By QUENTIN HARDY
Big Data is in more places than you know, perhaps even your living room.
Nest Labs makes a smart thermostat that promotes energy saving by studying its owner’s habits and predicting things about when people are home and what they are likely to do with their home heating and cooling. Using a clever system of awards for the homeowner (green “leaves” for doing the energy-efficient thing), the thermostat is intended to save money through efficiency.
Since its ballyhooed launch in October, the $249 device has sold “in the mid-hundreds of thousands” of units, according to the company. That is not yet a barn burner, so to speak, but it’s not bad for a device that costs about twice what a standard energy-saving thermostat does.
The device also collects enough data that Nest can start to draw from really large data sets on consumption and correlate that knowledge with information from other sources, like weather forecasts, to make a more powerful product.

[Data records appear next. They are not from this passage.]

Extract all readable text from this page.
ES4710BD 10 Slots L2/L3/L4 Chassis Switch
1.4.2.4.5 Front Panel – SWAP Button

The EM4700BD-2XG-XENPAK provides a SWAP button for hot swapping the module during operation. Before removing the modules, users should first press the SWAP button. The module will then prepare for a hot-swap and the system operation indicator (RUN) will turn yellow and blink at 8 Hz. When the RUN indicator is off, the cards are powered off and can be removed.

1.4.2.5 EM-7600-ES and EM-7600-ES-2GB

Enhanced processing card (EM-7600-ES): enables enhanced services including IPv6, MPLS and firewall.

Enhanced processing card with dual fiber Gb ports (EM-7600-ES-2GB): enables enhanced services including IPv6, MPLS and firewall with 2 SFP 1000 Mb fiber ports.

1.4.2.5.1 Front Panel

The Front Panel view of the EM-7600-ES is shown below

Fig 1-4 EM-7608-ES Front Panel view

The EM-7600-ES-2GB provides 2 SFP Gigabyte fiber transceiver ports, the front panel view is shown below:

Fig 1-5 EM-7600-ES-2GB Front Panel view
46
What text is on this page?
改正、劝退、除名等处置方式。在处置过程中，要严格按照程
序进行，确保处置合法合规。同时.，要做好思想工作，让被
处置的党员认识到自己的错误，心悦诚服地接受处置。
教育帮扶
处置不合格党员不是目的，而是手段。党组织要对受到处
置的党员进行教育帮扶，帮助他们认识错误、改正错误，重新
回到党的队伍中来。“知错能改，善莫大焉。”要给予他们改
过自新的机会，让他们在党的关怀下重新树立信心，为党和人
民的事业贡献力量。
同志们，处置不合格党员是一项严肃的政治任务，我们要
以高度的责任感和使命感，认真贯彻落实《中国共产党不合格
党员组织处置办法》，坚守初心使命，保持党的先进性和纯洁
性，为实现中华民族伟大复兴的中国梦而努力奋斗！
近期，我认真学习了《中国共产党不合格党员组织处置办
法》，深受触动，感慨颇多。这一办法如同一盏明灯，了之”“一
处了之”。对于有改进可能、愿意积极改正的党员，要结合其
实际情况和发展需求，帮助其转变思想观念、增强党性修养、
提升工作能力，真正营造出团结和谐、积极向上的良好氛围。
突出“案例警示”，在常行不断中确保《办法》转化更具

Each Nest thermostat “is as powerful as a high-end smartphone, and they communicate with each other inside a house,” says Tony Fadell, Nest’s founder and chief executive. “We can gather all that data, mix it with other data we store in the cloud, and push different algorithms to different houses to see how people react.”
That approach, continually testing one feature against another and going with the one that consumers respond to best, is called A/B testing when done with Internet software. It is how Google and others make their products. As more physical objects fill up with software and develop two-way interactions with the network, Mr. Fadell says, they can be developed the same way.
The data from the thermostats includes things like when people are home. Cats and small dogs can be separated out from humans, since the thermostats have motion sensors that can determine the relative masses of different-size critters. Data in Nest’s cloud servers crunches their information with things like the customer’s ZIP code, location and weather forecasts. If it looks like it’s getting cold, the system can then turn on the heating faster.
As with much of the software released over the Internet and then adjusted as its creators see what customers do with it, the thermostat’s actions have changed as the company has learned about human habits.
“We found that people are more predictable in their habits, things like when they go out in the morning,” Mr. Fadell says.
Part of what the company needs to do, he says, is to make sure people feel that their machine understands them. “It’s really important to give a lot of weight to any errors in prediction, so you don’t make them again,” he says.
The company also sends customers reports on their energy-saving behavior (including how many “leaves” they earned) and compares that information with local and national averages. Nothing like a little competition to keep people interested.
Some of the education has been specific to a single house. A feature introduced last spring focused on the time an air conditioner’s compressor needed to be on to generate enough cool air to bring a specific home’s temperature down. Usually the compressor is on the whole time fans are blowing over it and circulating the air, so limiting the use of the compressor saved about 30 percent of energy expended.
Mr. Fadell, who earlier played important roles in the creation of the iPod and the iPhone at Apple, indicated that Nest’s data-driven education about the home won’t just go into that thing on the wall.
“Algorithms can really change the way we use energy and how we interact with all kinds of products,” Mr. Fadell says. “The company is called ‘Nest,’ not ‘Thermostat.'”
I also asked Mr. Fadell about energy savings in general. Even more important than his device, or solar panels, or anything else, he said, was decent insulation and well-fitted doors and windows.
“Worry about that before anything else,” he said.